Par Struan Stevenson - Dans la soirée du 1er février, de nombreuses villes en Iran ont à nouveau été le théâtre de manifestations antigouvernementales. Selon diverses informations, des affrontements auraient éclaté entre des jeunes et les pasdaran dans au moins 14 villes. C'est la deuxième vague de protestations nationales qui secoue l'Iran depuis le 28 décembre 2017.

Ces dernières manifestations ont montré qu'en dépit de la répression généralisée, des arrestations massives et de l'assassinat de jeunes sous la torture, la République islamique d'Iran n’a pas réussi à juguler le soulèvement. En particulier, les manifestations se sont déroulées à un moment où les forces de sécurité étaient en pleine alerte en raison des célébrations du trente-neuvième anniversaire de la révolution de 1979. Tout indique que le régime est entré dans sa phase terminale.

Trois aveux de hauts dirigeants du régime démontrent clairement cette réalité.

La première confession : la peur de subir le même sort que la dictature du chah.

Le 31 janvier, juste avant le début de la seconde vague du soulèvement, le président Hassan Rohani a averti que le régime pourrait subir le même sort que celui du chah, s'il ne parvenait pas à écouter la voix du peuple.

Rohani, considéré comme "modéré" en Occident, est largement reconnu comme l'un des responsables du port obligatoire du voile pour les femmes en 1979. Quand il était député du Majlis (parlement), le 14 juillet 1980, il a appelé à pendre en public les opposants au régime durant la prière du vendredi, afin d'avoir un effet dissuasif plus important sur la population.

En plein soulèvement étudiants le 14 juillet 1999, il a déclaré qu'insulter le guide suprême Ali Khamenei revenait à "insulter l'Iran, l'islam, les musulmans et la Constitution et tous ceux qui considèrent l'Iran comme l'utopie du monde islamique... Hier soir, un ordre strict a été donné pour réprimer sévèrement tout mouvement de ces éléments".

La seconde confession: la peur de la colère profonde du peuple contre le régime.
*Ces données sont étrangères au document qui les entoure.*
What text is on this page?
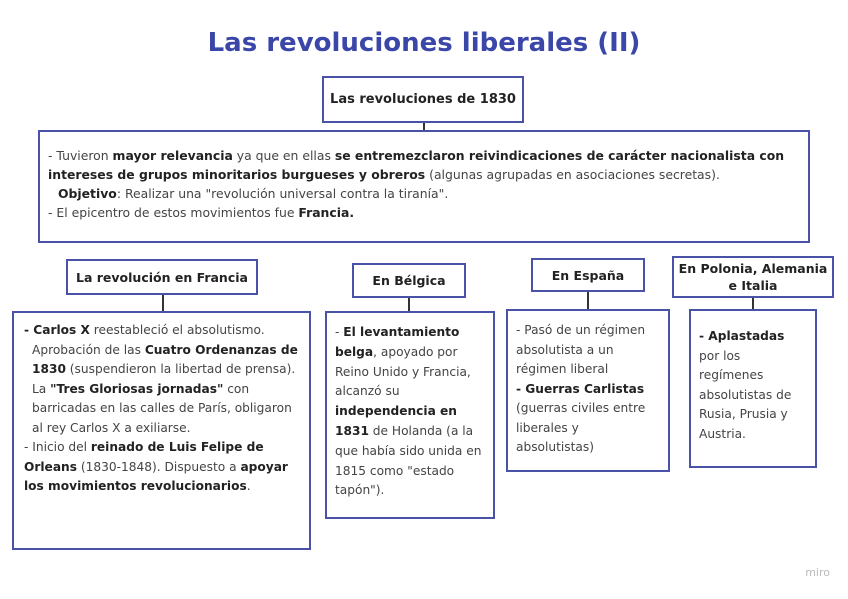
Las revoluciones liberales (II)
Las revoluciones de 1830
- Tuvieron mayor relevancia ya que en ellas se entremezclaron reivindicaciones de carácter nacionalista con intereses de grupos minoritarios burgueses y obreros (algunas agrupadas en asociaciones secretas).
Objetivo: Realizar una "revolución universal contra la tiranía".
- El epicentro de estos movimientos fue Francia.
La revolución en Francia	En Bélgica	En España	En Polonia, Alemania e Italia
- Carlos X reestableció el absolutismo.
Aprobación de las Cuatro Ordenanzas de 1830 (suspendieron la libertad de prensa).
La "Tres Gloriosas jornadas" con barricadas en las calles de París, obligaron al rey Carlos X a exiliarse.
- Inicio del reinado de Luis Felipe de Orleans (1830-1848). Dispuesto a apoyar los movimientos revolucionarios.
- El levantamiento belga, apoyado por Reino Unido y Francia, alcanzó su independencia en 1831 de Holanda (a la que había sido unida en 1815 como "estado tapón").
- Pasó de un régimen absolutista a un régimen liberal
- Guerras Carlistas (guerras civiles entre liberales y absolutistas)
- Aplastadas por los regímenes absolutistas de Rusia, Prusia y Austria.
miro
Effrayé par la poursuite du soulèvement populaire en Iran, le mollah Ahmad Khatami, vice-président de l'Assemblée des experts et imam du vendredi de Téhéran, a déclaré : "Ne croyez pas que le (danger du) renversement soit terminé. Non, les ennemis n'arrêteront pas de penser au renversement ne serait-ce qu'un instant. Nous devons être vigilants... Vous avez vu les émeutiers attaquer des séminaires, c'était pire que l'attaque du régime de chah sur le séminaire de 'Faizia'." 
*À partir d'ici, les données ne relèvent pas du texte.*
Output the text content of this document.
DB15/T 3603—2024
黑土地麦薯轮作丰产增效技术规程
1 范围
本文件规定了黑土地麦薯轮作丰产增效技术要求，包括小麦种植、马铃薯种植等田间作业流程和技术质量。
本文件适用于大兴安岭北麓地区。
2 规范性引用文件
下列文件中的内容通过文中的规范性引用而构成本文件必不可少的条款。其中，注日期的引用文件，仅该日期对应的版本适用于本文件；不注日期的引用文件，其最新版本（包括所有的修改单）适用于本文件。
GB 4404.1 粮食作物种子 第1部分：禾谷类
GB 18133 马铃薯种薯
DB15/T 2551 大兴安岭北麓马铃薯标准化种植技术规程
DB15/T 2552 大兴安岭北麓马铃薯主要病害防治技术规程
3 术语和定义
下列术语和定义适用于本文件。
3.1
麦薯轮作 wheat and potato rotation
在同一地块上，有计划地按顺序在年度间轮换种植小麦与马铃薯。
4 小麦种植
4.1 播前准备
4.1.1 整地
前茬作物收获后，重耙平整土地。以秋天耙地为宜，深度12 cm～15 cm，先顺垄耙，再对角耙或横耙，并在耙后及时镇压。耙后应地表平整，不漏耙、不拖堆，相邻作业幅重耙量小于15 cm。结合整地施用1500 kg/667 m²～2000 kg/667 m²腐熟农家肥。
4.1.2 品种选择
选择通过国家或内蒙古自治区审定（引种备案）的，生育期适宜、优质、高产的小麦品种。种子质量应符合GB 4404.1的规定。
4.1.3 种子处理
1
En outre, Ghias al-Din Taha Mohammadi, à la prière du vendredi d'Hamedan il y a deux semaines, a déclaré que pendant le soulèvement: "environ 60 bureaux des imams du vendredi ont été attaqués. Dans la plupart des villes iraniennes, de nombreux crimes, vols, corruption morale et financière sont liés aux imams du vendredi et à leurs bureaux. Ce sont des représentants du guide suprême Ali Khamenei qui sont nommés par lui.

Le mollah Dorri Najaf Abadi, imam du vendredi d'Arak, lui aussi membre de la présidence de l'Assemblée des experts et ancien ministre du renseignement, a déclaré le 17 janvier au cours du soulèvement d'Arak : "J'étais chez moi et nous avons été attaqués. Dans les événements récents, l'âge des manifestants était très jeune. Même s'ils s'étaient couvert le visage, ceux qui ont attaqué notre maison avaient moins de 30 ans et même moins de 18 ans."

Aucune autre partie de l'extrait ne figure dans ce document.